Discovered this afternoon that our Reuben's 3rd Gt Grandfather owned the biggest Mill in England so he did...not only that but one of his daughters married into the Colman family...the mustard people. It was always said that the Colman's made their fortune from what was left on peoples plates...
In the days when you put a Mustard spoonful of Mustard on the side of your plate to eat with roast beef or fat sausages.
Mother had a little silver Mustard pot with a blue glass lining and a tiny spoon...wonder what happened to that.
Anyway I found Reuben's 3rd Gt Grandfather and looked on the net and there were some lovely pictures of the Mill...it started off just grinding wheat for flour...but at almost the end of its life...when it'd been converted to coal...who'd have thought of a windmill working by coal...it was grinding all manner of goods...peas and beans and such-like to be used in cattle food.
When it was still wind-powered by its sails, the villagers used to take their bread dough to be baked in the ovens...it was that this point in the narrative that I became quite lost and confused actually...if it was powered by wind, how could you bake bread in the ovens...
Anyway it was sold eventually and fell into a state of disrepair...more so after the sails were struck by lightning and the top went afire.
An Indian Prince bought it...quite what an Indian Prince was doing living in the back of beyond in a small Norfolk village is anyone's guess...then it was left empty for ages before being 'restored', that word makes me shudder...now it's open to the public on a Sunday afternoon. The Granary has been converted into apartments...no-one lives in a flat anymore...it's apartments now.
Those small villages must have been a hive of activity once...that Mill was one of six within the village itself...there was a castle and a big estate which employed many of the locals...'pubs and churches of every denomination...shops that sold boots and shoes...grocers and greengrocers...tailors and cobblers.
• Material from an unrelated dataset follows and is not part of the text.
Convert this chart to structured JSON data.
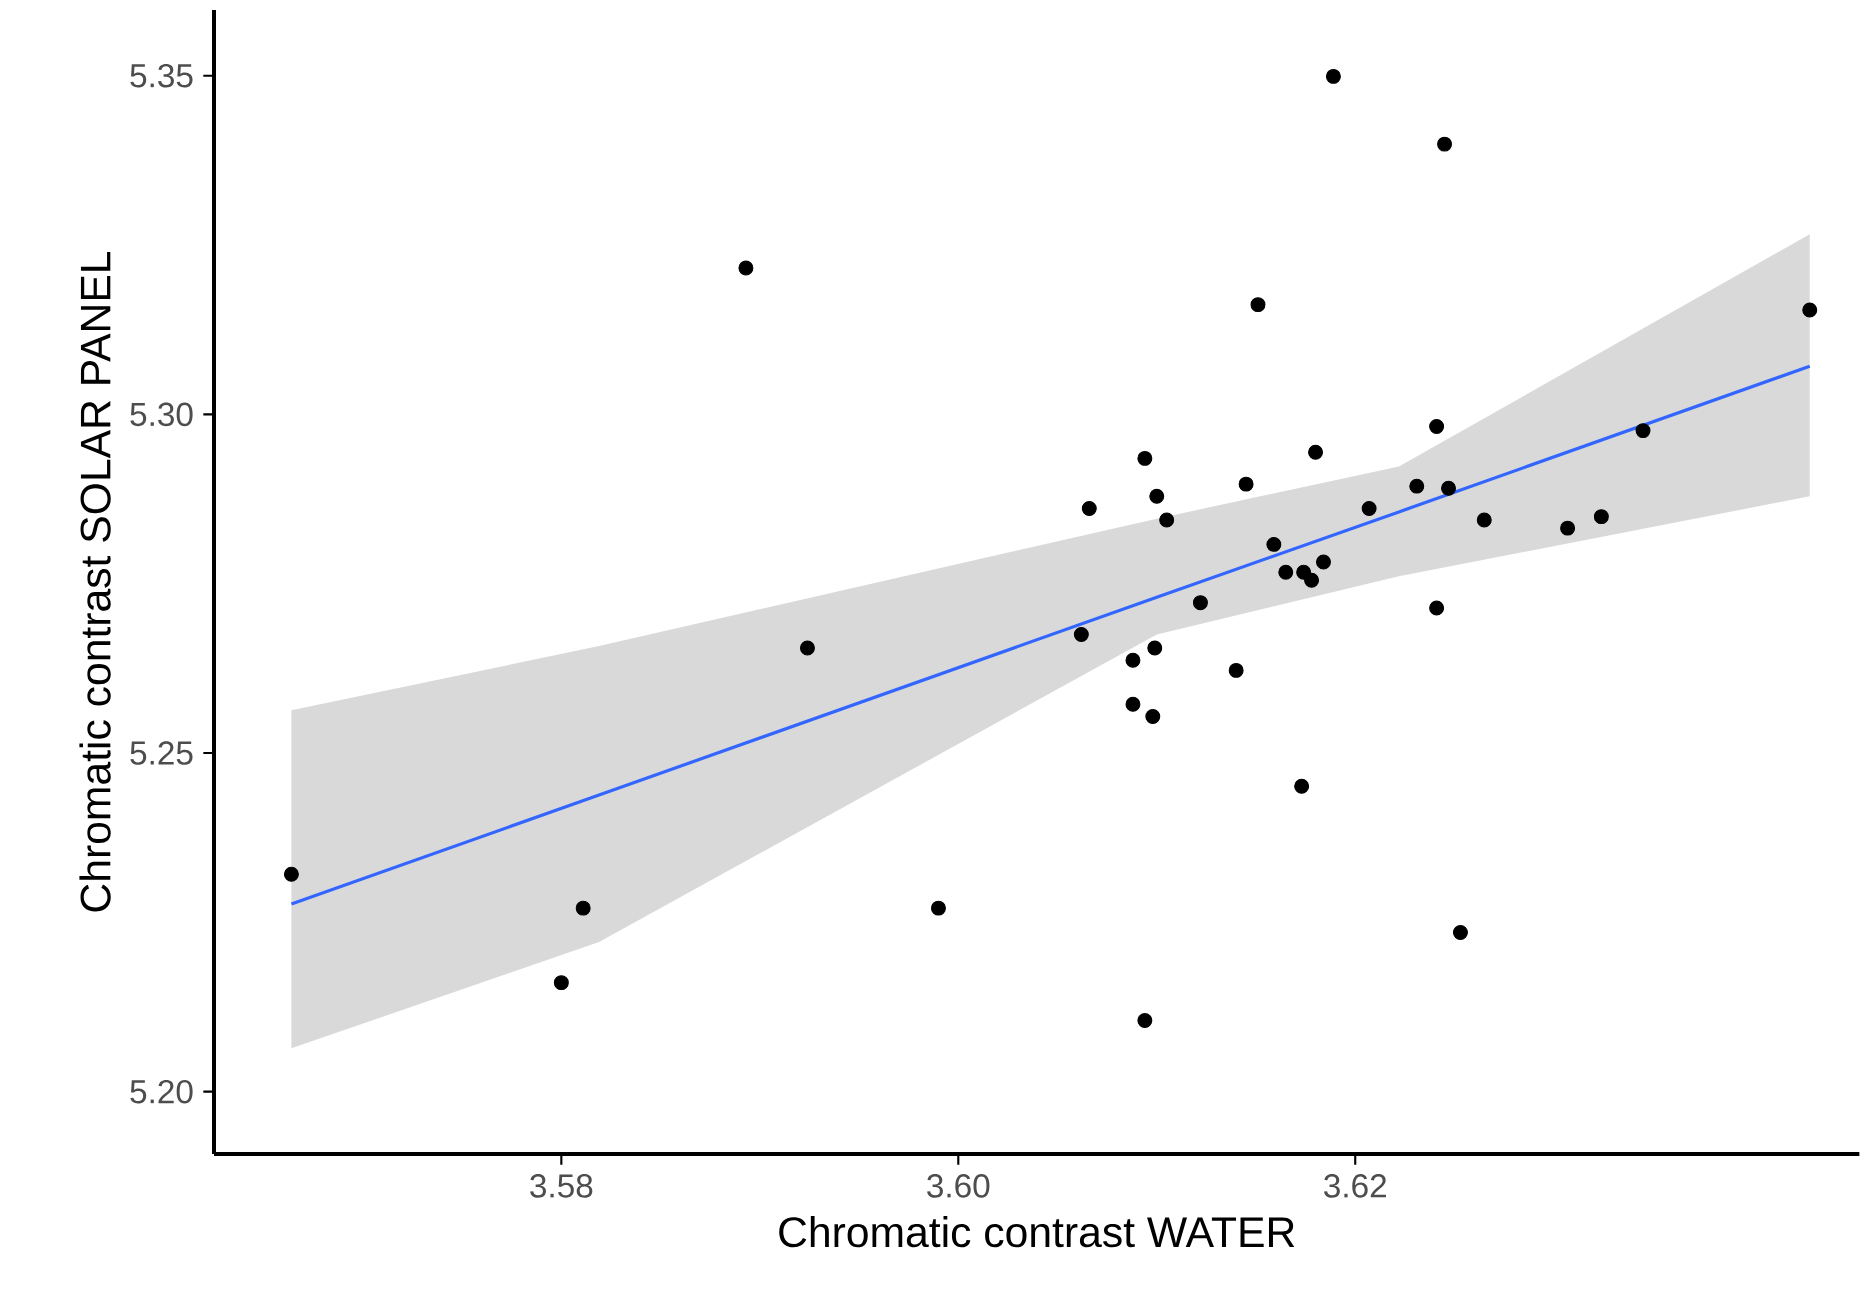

In much the same way our little street has shrunk over the years as has our town...not much more than a village now but it was once a thriving place with many shops and a big department store...now we have some 'pubs still open for business and a scattering of shops...but it's mostly hairdressers and nail bars now. The supermarket dominates as does the pharmacy...
Reuben and Teresa are coming to stay at the beginning of October...better get some Colmans mustard in.